You start with one school day in 1970s Omaha, and a universe of quotidian tragedies expands from there. Interlocking narratives bring preteen social rejects, high school bullies, and teachers of varying levels of honor from youth to maturity and beyond. And all in the unmistakable style of Chris Ware: graphic panels to be read with the same care as the greatest traditional prose, exploding the depicted mundanities into cubist journeys toward the past, the future, and the imagination. (See the throwback Martian sci-fi narrative in the middle of the book for just one example.) Few comics artists command Ware’s widespread respect, from audiences with only glancing interest in the form to those most steeped in its history as both “low” and “high” art. Rusty Brown (Pantheon, $35) is the first volume of a magnum opus, compiling pieces Ware has been slowly releasing since first beginning the project in 2001, immediately following publication of his breakthrough Jimmy Corrigan. That protracted timespan sits profoundly on each page, where every frame, whether immense or miniature, feels like a home — maybe not the home his characters would always want, but the one they’ve come to accept for themselves all the same.
Few are the writers who can turn their hand to anything, while still maintaining a consistent, vibrant voice. For over three decades, French author Emmanuel Carrère has been one of that group; this new collection of nonfiction written between 1990 and the present, 97,196 Words (Farrar, Straus and Giroux, $28), offers longtime readers a wonderful retrospective, while new readers will find it the perfect point of entry. Blending the rich storytelling of a novelist with the insight of a nonfiction writer, Carrère here, as elsewhere in his work, blurs the lines between the genres as he ranges from reflections on shifty writers like Truman Capote and Philip K. Dick, to heightened self-analysis brought to bear on interviews with Catherine Deneuve, from relationship columns for an Italian women’s magazine to empathetic crime narratives where the culprits have invented fake lives for themselves. And his profiles of where current-day political energy rests, with an eye on Davos and Macron and Russian dissidents, are potent, considered primers. But it’s always the storytelling that’s the key: reading Carrère is pure, alive pleasure.

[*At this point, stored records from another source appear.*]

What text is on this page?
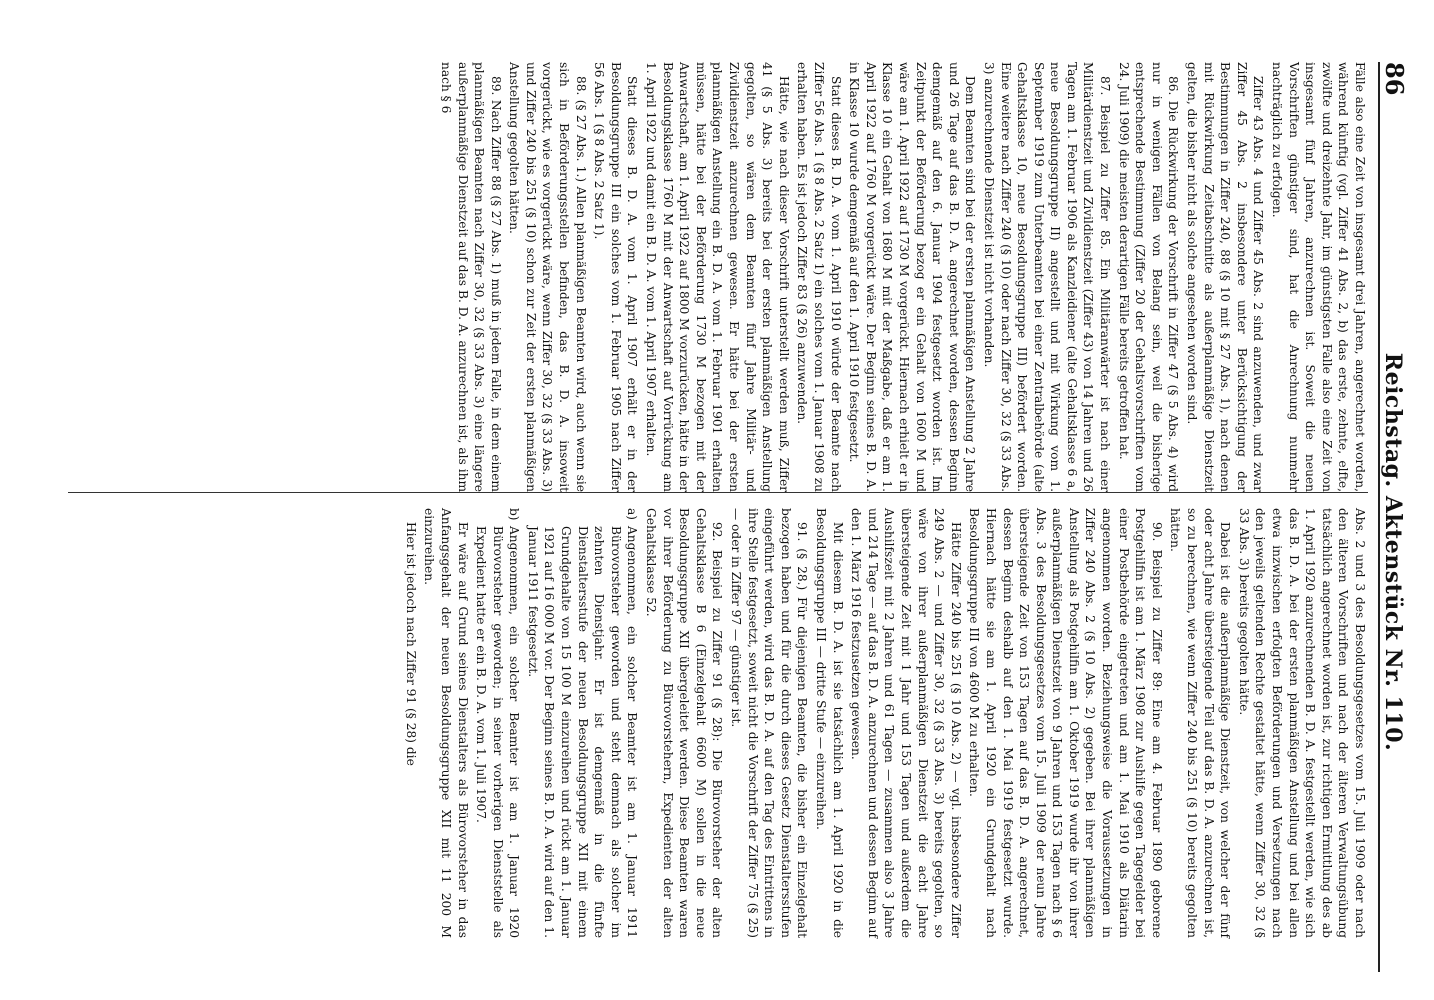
86
Reichstag. Aktenstück Nr. 110.

Fälle also eine Zeit von insgesamt drei Jahren, angerechnet worden, während künftig (vgl. Ziffer 41 Abs. 2, b) das erste, zehnte, elfte, zwölfte und dreizehnte Jahr, im günstigsten Falle also eine Zeit von insgesamt fünf Jahren, anzurechnen ist. Soweit die neuen Vorschriften günstiger sind, hat die Anrechnung nunmehr nachträglich zu erfolgen.

Ziffer 43 Abs. 4 und Ziffer 45 Abs. 2 sind anzuwenden, und zwar Ziffer 45 Abs. 2 insbesondere unter Berücksichtigung der Bestimmungen in Ziffer 240, 88 (§ 10 mit § 27 Abs. 1), nach denen mit Rückwirkung Zeitabschnitte als außerplanmäßige Dienstzeit gelten, die bisher nicht als solche angesehen worden sind.

86. Die Rückwirkung der Vorschrift in Ziffer 47 (§ 5 Abs. 4) wird nur in wenigen Fällen von Belang sein, weil die bisherige entsprechende Bestimmung (Ziffer 20 der Gehaltsvorschriften vom 24. Juli 1909) die meisten derartigen Fälle bereits getroffen hat.

87. Beispiel zu Ziffer 85. Ein Militäranwärter ist nach einer Militärdienstzeit und Zivildienstzeit (Ziffer 43) von 14 Jahren und 26 Tagen am 1. Februar 1906 als Kanzleidiener (alte Gehaltsklasse 6 a, neue Besoldungsgruppe II) angestellt und mit Wirkung vom 1. September 1919 zum Unterbeamten bei einer Zentralbehörde (alte Gehaltsklasse 10, neue Besoldungsgruppe III) befördert worden. Eine weitere nach Ziffer 240 (§ 10) oder nach Ziffer 30, 32 (§ 33 Abs. 3) anzurechnende Dienstzeit ist nicht vorhanden.

Dem Beamten sind bei der ersten planmäßigen Anstellung 2 Jahre und 26 Tage auf das B. D. A. angerechnet worden, dessen Beginn demgemäß auf den 6. Januar 1904 festgesetzt worden ist. Im Zeitpunkt der Beförderung bezog er ein Gehalt von 1600 M und wäre am 1. April 1922 auf 1730 M vorgerückt. Hiernach erhielt er in Klasse 10 ein Gehalt von 1680 M mit der Maßgabe, daß er am 1. April 1922 auf 1760 M vorgerückt wäre. Der Beginn seines B. D. A. in Klasse 10 wurde demgemäß auf den 1. April 1910 festgesetzt.

Statt dieses B. D. A. vom 1. April 1910 würde der Beamte nach Ziffer 56 Abs. 1 (§ 8 Abs. 2 Satz 1) ein solches vom 1. Januar 1908 zu erhalten haben. Es ist jedoch Ziffer 83 (§ 26) anzuwenden.

Hätte, wie nach dieser Vorschrift unterstellt werden muß, Ziffer 41 (§ 5 Abs. 3) bereits bei der ersten planmäßigen Anstellung gegolten, so wären dem Beamten fünf Jahre Militär- und Zivildienstzeit anzurechnen gewesen. Er hätte bei der ersten planmäßigen Anstellung ein B. D. A. vom 1. Februar 1901 erhalten müssen, hätte bei der Beförderung 1730 M bezogen mit der Anwartschaft, am 1. April 1922 auf 1800 M vorzurücken, hätte in der Besoldungsklasse 1760 M mit der Anwartschaft auf Vorrückung am 1. April 1922 und damit ein B. D. A. vom 1. April 1907 erhalten.

Statt dieses B. D. A. vom 1. April 1907 erhält er in der Besoldungsgruppe III ein solches vom 1. Februar 1905 nach Ziffer 56 Abs. 1 (§ 8 Abs. 2 Satz 1).

88. (§ 27 Abs. 1.) Allen planmäßigen Beamten wird, auch wenn sie sich in Beförderungsstellen befinden, das B. D. A. insoweit vorgerückt, wie es vorgerückt wäre, wenn Ziffer 30, 32 (§ 33 Abs. 3) und Ziffer 240 bis 251 (§ 10) schon zur Zeit der ersten planmäßigen Anstellung gegolten hätten.

89. Nach Ziffer 88 (§ 27 Abs. 1) muß in jedem Falle, in dem einem planmäßigen Beamten nach Ziffer 30, 32 (§ 33 Abs. 3) eine längere außerplanmäßige Dienstzeit auf das B. D. A. anzurechnen ist, als ihm nach § 6

Abs. 2 und 3 des Besoldungsgesetzes vom 15. Juli 1909 oder nach den älteren Vorschriften und nach der älteren Verwaltungsübung tatsächlich angerechnet worden ist, zur richtigen Ermittlung des ab 1. April 1920 anzurechnenden B. D. A. festgestellt werden, wie sich das B. D. A. bei der ersten planmäßigen Anstellung und bei allen etwa inzwischen erfolgten Beförderungen und Versetzungen nach den jeweils geltenden Rechte gestaltet hätte, wenn Ziffer 30, 32 (§ 33 Abs. 3) bereits gegolten hätte.

Dabei ist die außerplanmäßige Dienstzeit, von welcher der fünf oder acht Jahre übersteigende Teil auf das B. D. A. anzurechnen ist, so zu berechnen, wie wenn Ziffer 240 bis 251 (§ 10) bereits gegolten hätten.

90. Beispiel zu Ziffer 89: Eine am 4. Februar 1890 geborene Postgehilfin ist am 1. März 1908 zur Aushilfe gegen Tagegelder bei einer Postbehörde eingetreten und am 1. Mai 1910 als Diätarin angenommen worden. Beziehungsweise die Voraussetzungen in Ziffer 240 Abs. 2 (§ 10 Abs. 2) gegeben. Bei ihrer planmäßigen Anstellung als Postgehilfin am 1. Oktober 1919 wurde ihr von ihrer außerplanmäßigen Dienstzeit von 9 Jahren und 153 Tagen nach § 6 Abs. 3 des Besoldungsgesetzes vom 15. Juli 1909 der neun Jahre übersteigende Zeit von 153 Tagen auf das B. D. A. angerechnet, dessen Beginn deshalb auf den 1. Mai 1919 festgesetzt wurde. Hiernach hätte sie am 1. April 1920 ein Grundgehalt nach Besoldungsgruppe III von 4600 M zu erhalten.

Hätte Ziffer 240 bis 251 (§ 10 Abs. 2) — vgl. insbesondere Ziffer 249 Abs. 2 — und Ziffer 30, 32 (§ 33 Abs. 3) bereits gegolten, so wäre von ihrer außerplanmäßigen Dienstzeit die acht Jahre übersteigende Zeit mit 1 Jahr und 153 Tagen und außerdem die Aushilfszeit mit 2 Jahren und 61 Tagen — zusammen also 3 Jahre und 214 Tage — auf das B. D. A. anzurechnen und dessen Beginn auf den 1. März 1916 festzusetzen gewesen.

Mit diesem B. D. A. ist sie tatsächlich am 1. April 1920 in die Besoldungsgruppe III — dritte Stufe — einzureihen.

91. (§ 28.) Für diejenigen Beamten, die bisher ein Einzelgehalt bezogen haben und für die durch dieses Gesetz Dienstaltersstufen eingeführt werden, wird das B. D. A. auf den Tag des Eintrittens in ihre Stelle festgesetzt, soweit nicht die Vorschrift der Ziffer 75 (§ 25) — oder in Ziffer 97 — günstiger ist.

92. Beispiel zu Ziffer 91 (§ 28): Die Bürovorsteher der alten Gehaltsklasse B 6 (Einzelgehalt 6600 M) sollen in die neue Besoldungsgruppe XII übergeleitet werden. Diese Beamten waren vor ihrer Beförderung zu Bürovorstehern, Expedienten der alten Gehaltsklasse 52.

a)
Angenommen, ein solcher Beamter ist am 1. Januar 1911 Bürovorsteher geworden und steht demnach als solcher im zehnten Dienstjahr. Er ist demgemäß in die fünfte Dienstaltersstufe der neuen Besoldungsgruppe XII mit einem Grundgehalte von 15 100 M einzureihen und rückt am 1. Januar 1921 auf 16 000 M vor. Der Beginn seines B. D. A. wird auf den 1. Januar 1911 festgesetzt.

b)
Angenommen, ein solcher Beamter ist am 1. Januar 1920 Bürovorsteher geworden; in seiner vorherigen Dienststelle als Expedient hatte er ein B. D. A. vom 1. Juli 1907.

Er wäre auf Grund seines Dienstalters als Bürovorsteher in das Anfangsgehalt der neuen Besoldungsgruppe XII mit 11 200 M einzureihen.

Hier ist jedoch nach Ziffer 91 (§ 28) die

To reduce an irreducible book, this is a set of linked essays around breast cancer: the author’s own, those of figures like Susan Sontag and Audre Lorde, and those of the pseudonymous Internet posters. You’ll laugh, you’ll cry, but mostly you’ll think, not least about why some things might make you laugh and cry instead of others. And none are better at infusing that deep thought into their vocabulary and syntax than Anne Boyer. It’s the kind of book where certain passages hit so hard, you have to step back for a second to feel your basest-level reasoning alter, about the cancer-care marketplace and much beyond. For someone writing so eloquently about oncologically-induced exhaustion, Boyer’s is the most alert writing of the year.